Flashback is a feature series that revisits key moments from TV news history with the Newsers that were part of them.
With apologies to the late, great George Carlin, there are actually eight words you can never say on television. Connie Chung learned that lesson the hard way 30 years ago when a certain five-letter word uttered during a high-profile interview spelled the end of her storied CBS News career.
On Jan. 5, 1995, the pioneering journalist sat down with Kathleen Gingrich, mother of former Speaker of the House Newt Gingrich, for a timely edition of her newsmagazine Eye to Eye. The Georgia Republican had just led the GOP to a resounding midterm victory that reset Congress’ relationship with then-President Bill Clinton, and his antipathy towards both POTUS and former FLOTUS Hillary Clinton was well-known within Washington, D.C. circles… and, as it turned out, his own family.
Midway through her interview with Kathleen Gingrich, Chung learned exactly what her son thought of the first lady. “I can’t tell you what he’s said about Hillary,” Gingrich initially said, at which point Chung invited her to “whisper it to me” on-camera. The 69-year-old leaned in and whispered—clearly enough for the audience to hear—“She’s a b****.”
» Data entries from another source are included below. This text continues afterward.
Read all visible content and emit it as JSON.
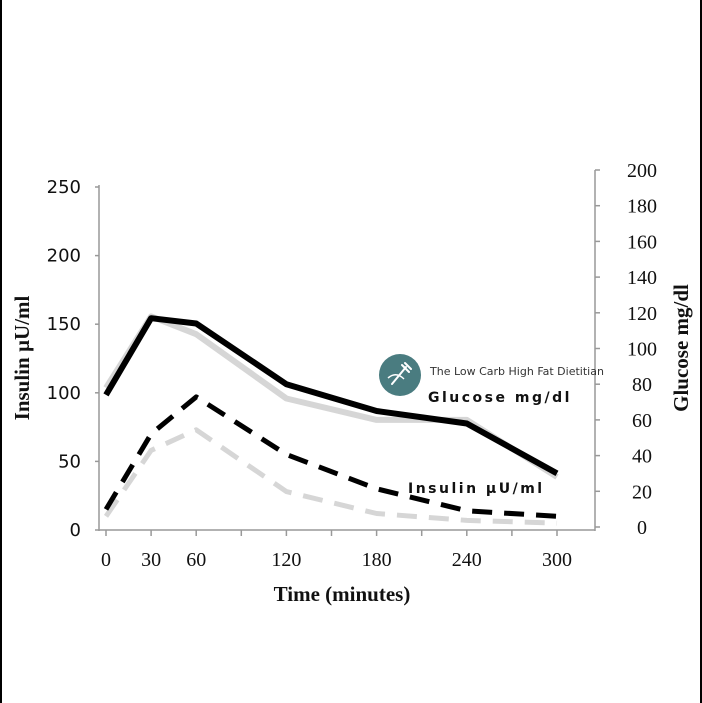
{
  "chart_data": {
    "type": "line",
    "xlabel": "Time (minutes)",
    "ylabel_left": "Insulin µU/ml",
    "ylabel_right": "Glucose mg/dl",
    "x_ticks": [
      "0",
      "30",
      "60",
      "120",
      "180",
      "240",
      "300"
    ],
    "xlim": [
      0,
      300
    ],
    "y_left_ticks": [
      "0",
      "50",
      "100",
      "150",
      "200",
      "250"
    ],
    "y_left_lim": [
      0,
      250
    ],
    "y_right_ticks": [
      "0",
      "20",
      "40",
      "60",
      "80",
      "100",
      "120",
      "140",
      "160",
      "180",
      "200"
    ],
    "y_right_lim": [
      0,
      200
    ],
    "grid": false,
    "series": [
      {
        "axis": "right",
        "style": "solid",
        "color": "#d6d6d6",
        "x": [
          0,
          30,
          60,
          120,
          180,
          240,
          300
        ],
        "y": [
          78,
          118,
          108,
          72,
          60,
          60,
          28
        ]
      },
      {
        "axis": "right",
        "style": "solid",
        "color": "#000000",
        "x": [
          0,
          30,
          60,
          120,
          180,
          240,
          300
        ],
        "y": [
          74,
          117,
          114,
          80,
          65,
          58,
          30
        ]
      },
      {
        "axis": "left",
        "style": "dashed",
        "color": "#d6d6d6",
        "x": [
          0,
          30,
          60,
          120,
          180,
          240,
          300
        ],
        "y": [
          10,
          58,
          73,
          28,
          12,
          7,
          5
        ]
      },
      {
        "axis": "left",
        "style": "dashed",
        "color": "#000000",
        "x": [
          0,
          30,
          60,
          120,
          180,
          240,
          300
        ],
        "y": [
          15,
          70,
          97,
          55,
          30,
          14,
          10
        ]
      }
    ],
    "annotations": [
      {
        "text": "Glucose mg/dl"
      },
      {
        "text": "Insulin µU/ml"
      }
    ]
  },
  "watermark": {
    "text": "The Low Carb High Fat Dietitian",
    "icon": "fork-logo-icon",
    "color": "#4a7c80"
  }
}
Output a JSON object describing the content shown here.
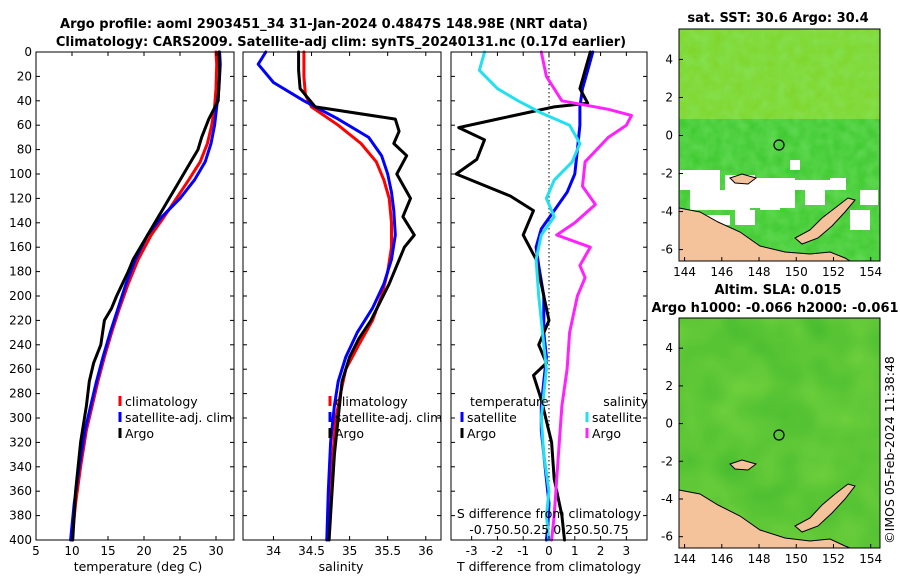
{
  "titles": {
    "line1": "Argo profile: aoml 2903451_34 31-Jan-2024 0.4847S 148.98E (NRT data)",
    "line2": "Climatology: CARS2009. Satellite-adj clim: synTS_20240131.nc (0.17d earlier)"
  },
  "colors": {
    "climatology": "#ff0000",
    "satellite": "#0000ff",
    "argo": "#000000",
    "cyan": "#22e0f0",
    "magenta": "#ff22ff",
    "land": "#f5c39b"
  },
  "chart_data": [
    {
      "type": "line",
      "id": "temp",
      "xlabel": "temperature (deg C)",
      "ylim": [
        0,
        400
      ],
      "xlim": [
        5,
        32.5
      ],
      "xticks": [
        5,
        10,
        15,
        20,
        25,
        30
      ],
      "yticks": [
        0,
        20,
        40,
        60,
        80,
        100,
        120,
        140,
        160,
        180,
        200,
        220,
        240,
        260,
        280,
        300,
        320,
        340,
        360,
        380,
        400
      ],
      "legend": [
        "climatology",
        "satellite-adj. clim",
        "Argo"
      ],
      "series": [
        {
          "name": "climatology",
          "color": "climatology",
          "x": [
            30.0,
            30.1,
            30.0,
            29.8,
            29.4,
            28.8,
            27.8,
            26.2,
            24.5,
            22.8,
            21.0,
            19.2,
            17.8,
            16.6,
            15.5,
            14.5,
            13.6,
            12.8,
            12.0,
            11.2,
            10.5,
            10.0
          ],
          "y": [
            0,
            10,
            30,
            45,
            60,
            75,
            90,
            105,
            120,
            135,
            150,
            170,
            190,
            210,
            230,
            250,
            270,
            290,
            310,
            340,
            370,
            400
          ]
        },
        {
          "name": "satellite-adj. clim",
          "color": "satellite",
          "x": [
            30.5,
            30.6,
            30.4,
            30.1,
            29.8,
            29.3,
            28.5,
            27.0,
            25.0,
            22.5,
            20.5,
            18.8,
            17.5,
            16.4,
            15.3,
            14.3,
            13.4,
            12.6,
            11.8,
            11.0,
            10.3,
            9.8
          ],
          "y": [
            0,
            10,
            30,
            45,
            60,
            75,
            90,
            105,
            120,
            135,
            150,
            170,
            190,
            210,
            230,
            250,
            270,
            290,
            310,
            340,
            370,
            400
          ]
        },
        {
          "name": "Argo",
          "color": "argo",
          "x": [
            30.4,
            30.5,
            30.3,
            29.0,
            28.0,
            27.5,
            26.5,
            25.5,
            24.5,
            23.5,
            22.5,
            21.5,
            20.5,
            19.5,
            18.5,
            17.8,
            17.0,
            16.2,
            15.5,
            14.5,
            14.0,
            13.0,
            12.4,
            12.0,
            11.2,
            10.5,
            10.1
          ],
          "y": [
            0,
            15,
            40,
            55,
            70,
            80,
            90,
            100,
            110,
            120,
            130,
            140,
            150,
            160,
            170,
            180,
            190,
            200,
            210,
            220,
            240,
            255,
            270,
            290,
            320,
            360,
            400
          ]
        }
      ]
    },
    {
      "type": "line",
      "id": "sal",
      "xlabel": "salinity",
      "ylim": [
        0,
        400
      ],
      "xlim": [
        33.6,
        36.2
      ],
      "xticks": [
        34,
        34.5,
        35,
        35.5,
        36
      ],
      "legend": [
        "climatology",
        "satellite-adj. clim",
        "Argo"
      ],
      "series": [
        {
          "name": "climatology",
          "color": "climatology",
          "x": [
            34.4,
            34.4,
            34.42,
            34.5,
            34.85,
            35.15,
            35.35,
            35.45,
            35.52,
            35.55,
            35.55,
            35.5,
            35.42,
            35.3,
            35.12,
            34.95,
            34.88,
            34.82,
            34.78,
            34.74,
            34.7
          ],
          "y": [
            0,
            20,
            35,
            45,
            60,
            75,
            90,
            105,
            120,
            140,
            160,
            180,
            200,
            220,
            240,
            260,
            280,
            300,
            330,
            370,
            400
          ]
        },
        {
          "name": "satellite-adj. clim",
          "color": "satellite",
          "x": [
            33.9,
            33.8,
            34.0,
            34.4,
            34.85,
            35.25,
            35.42,
            35.5,
            35.55,
            35.58,
            35.6,
            35.55,
            35.45,
            35.3,
            35.1,
            34.95,
            34.85,
            34.8,
            34.75,
            34.72,
            34.7
          ],
          "y": [
            0,
            10,
            25,
            40,
            55,
            70,
            85,
            100,
            115,
            130,
            150,
            170,
            190,
            210,
            230,
            250,
            270,
            290,
            320,
            360,
            400
          ]
        },
        {
          "name": "Argo",
          "color": "argo",
          "x": [
            34.33,
            34.33,
            34.35,
            34.55,
            35.6,
            35.65,
            35.58,
            35.75,
            35.62,
            35.8,
            35.7,
            35.85,
            35.72,
            35.62,
            35.52,
            35.4,
            35.28,
            35.12,
            35.0,
            34.9,
            34.85,
            34.8,
            34.76,
            34.73
          ],
          "y": [
            0,
            15,
            30,
            45,
            55,
            65,
            75,
            85,
            100,
            120,
            135,
            150,
            160,
            175,
            190,
            205,
            220,
            235,
            250,
            270,
            300,
            330,
            370,
            400
          ]
        }
      ]
    },
    {
      "type": "line",
      "id": "diff",
      "xlabel": "T difference from climatology",
      "ylim": [
        0,
        400
      ],
      "xlim": [
        -3.8,
        3.8
      ],
      "xticks": [
        -3,
        -2,
        -1,
        0,
        1,
        2,
        3
      ],
      "legend": [
        "temperature",
        "satellite",
        "Argo",
        "salinity",
        "satellite",
        "Argo"
      ],
      "annotation": {
        "line1": "S difference from climatology",
        "line2": "-0.750.50.25 0.250.50.75"
      },
      "series": [
        {
          "name": "T satellite",
          "color": "satellite",
          "x": [
            1.7,
            1.5,
            1.3,
            1.2,
            1.2,
            1.1,
            1.0,
            0.7,
            0.2,
            -0.3,
            -0.5,
            -0.4,
            -0.2,
            -0.2,
            -0.1,
            -0.2,
            -0.3,
            -0.3,
            -0.2,
            -0.1,
            0.0,
            -0.05,
            -0.1
          ],
          "y": [
            0,
            15,
            30,
            45,
            60,
            80,
            100,
            115,
            130,
            145,
            160,
            175,
            200,
            230,
            250,
            270,
            290,
            310,
            330,
            350,
            370,
            390,
            400
          ]
        },
        {
          "name": "T Argo",
          "color": "argo",
          "x": [
            1.6,
            1.4,
            1.2,
            1.5,
            0.2,
            -2.0,
            -3.5,
            -2.5,
            -2.8,
            -3.6,
            -1.5,
            -0.6,
            -1.0,
            -0.5,
            -0.2,
            0.0,
            -0.4,
            -0.1,
            -0.6,
            -0.3,
            0.1,
            0.2,
            0.5,
            0.6
          ],
          "y": [
            0,
            15,
            30,
            42,
            45,
            55,
            62,
            72,
            88,
            100,
            118,
            130,
            150,
            170,
            200,
            220,
            240,
            255,
            265,
            285,
            320,
            350,
            380,
            400
          ]
        },
        {
          "name": "S satellite",
          "color": "cyan",
          "x": [
            -2.5,
            -2.7,
            -2.0,
            -1.2,
            -0.3,
            0.8,
            1.2,
            0.9,
            0.2,
            -0.1,
            0.2,
            -0.3,
            -0.5,
            -0.4,
            -0.3,
            -0.2,
            -0.1,
            -0.2,
            -0.3,
            -0.2,
            0.0,
            -0.1,
            0.0
          ],
          "y": [
            0,
            15,
            30,
            40,
            50,
            60,
            75,
            90,
            105,
            120,
            135,
            150,
            170,
            200,
            220,
            240,
            260,
            280,
            300,
            330,
            360,
            380,
            400
          ]
        },
        {
          "name": "S Argo",
          "color": "magenta",
          "x": [
            -0.3,
            -0.1,
            0.5,
            2.3,
            3.2,
            3.0,
            2.3,
            1.4,
            1.3,
            1.8,
            1.0,
            0.3,
            1.6,
            1.2,
            1.4,
            1.1,
            0.8,
            0.7,
            0.5,
            0.4,
            0.3,
            0.2,
            0.1
          ],
          "y": [
            0,
            20,
            40,
            47,
            52,
            60,
            70,
            90,
            110,
            125,
            140,
            150,
            160,
            175,
            185,
            200,
            230,
            260,
            290,
            320,
            350,
            380,
            400
          ]
        }
      ]
    }
  ],
  "maps": [
    {
      "id": "sst",
      "title": "sat. SST: 30.6 Argo: 30.4",
      "xticks": [
        144,
        146,
        148,
        150,
        152,
        154
      ],
      "yticks": [
        4,
        2,
        0,
        -2,
        -4,
        -6
      ],
      "xlim": [
        143.7,
        154.5
      ],
      "ylim": [
        -6.6,
        5.6
      ],
      "marker": {
        "lon": 149.0,
        "lat": -0.5
      }
    },
    {
      "id": "sla",
      "title": "Altim. SLA: 0.015",
      "subtitle": "Argo h1000: -0.066 h2000: -0.061",
      "xticks": [
        144,
        146,
        148,
        150,
        152,
        154
      ],
      "yticks": [
        4,
        2,
        0,
        -2,
        -4,
        -6
      ],
      "xlim": [
        143.7,
        154.5
      ],
      "ylim": [
        -6.6,
        5.6
      ],
      "marker": {
        "lon": 149.0,
        "lat": -0.5
      }
    }
  ],
  "footer": {
    "credit": "©IMOS 05-Feb-2024 11:38:48"
  }
}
That whisper opened the floodgates for Chung came to call “B****gate,” which led to recriminations from the Gingrich family, as well as other politicians and journalists. It also directly contributed to her departure from CBS later that year after being removed as the CBS Evening News co-anchor alongside Dan Rather.
“That was a nail in the coffin,” Chung recently told TVNewser during a conversation about her bestselling autobiography, Connie: A Memoir.
Three decades later, she characterizes the interview and the ensuing controversy as a “crazy sequence of events,” where she became a “lightning rod” in a larger debate about how the family members of prominent politicians should be treated by the news media. To this day, though, Chung maintains that Kathleen Gingrich—who died in 2003—knew exactly what she was doing when she decided to drop the “B” word on national television.
“She was happy to be the star and to tell what she knew and what she didn’t know,” Chung says. “I could see that was where Newt Gingrich got his outlandish feistiness from.”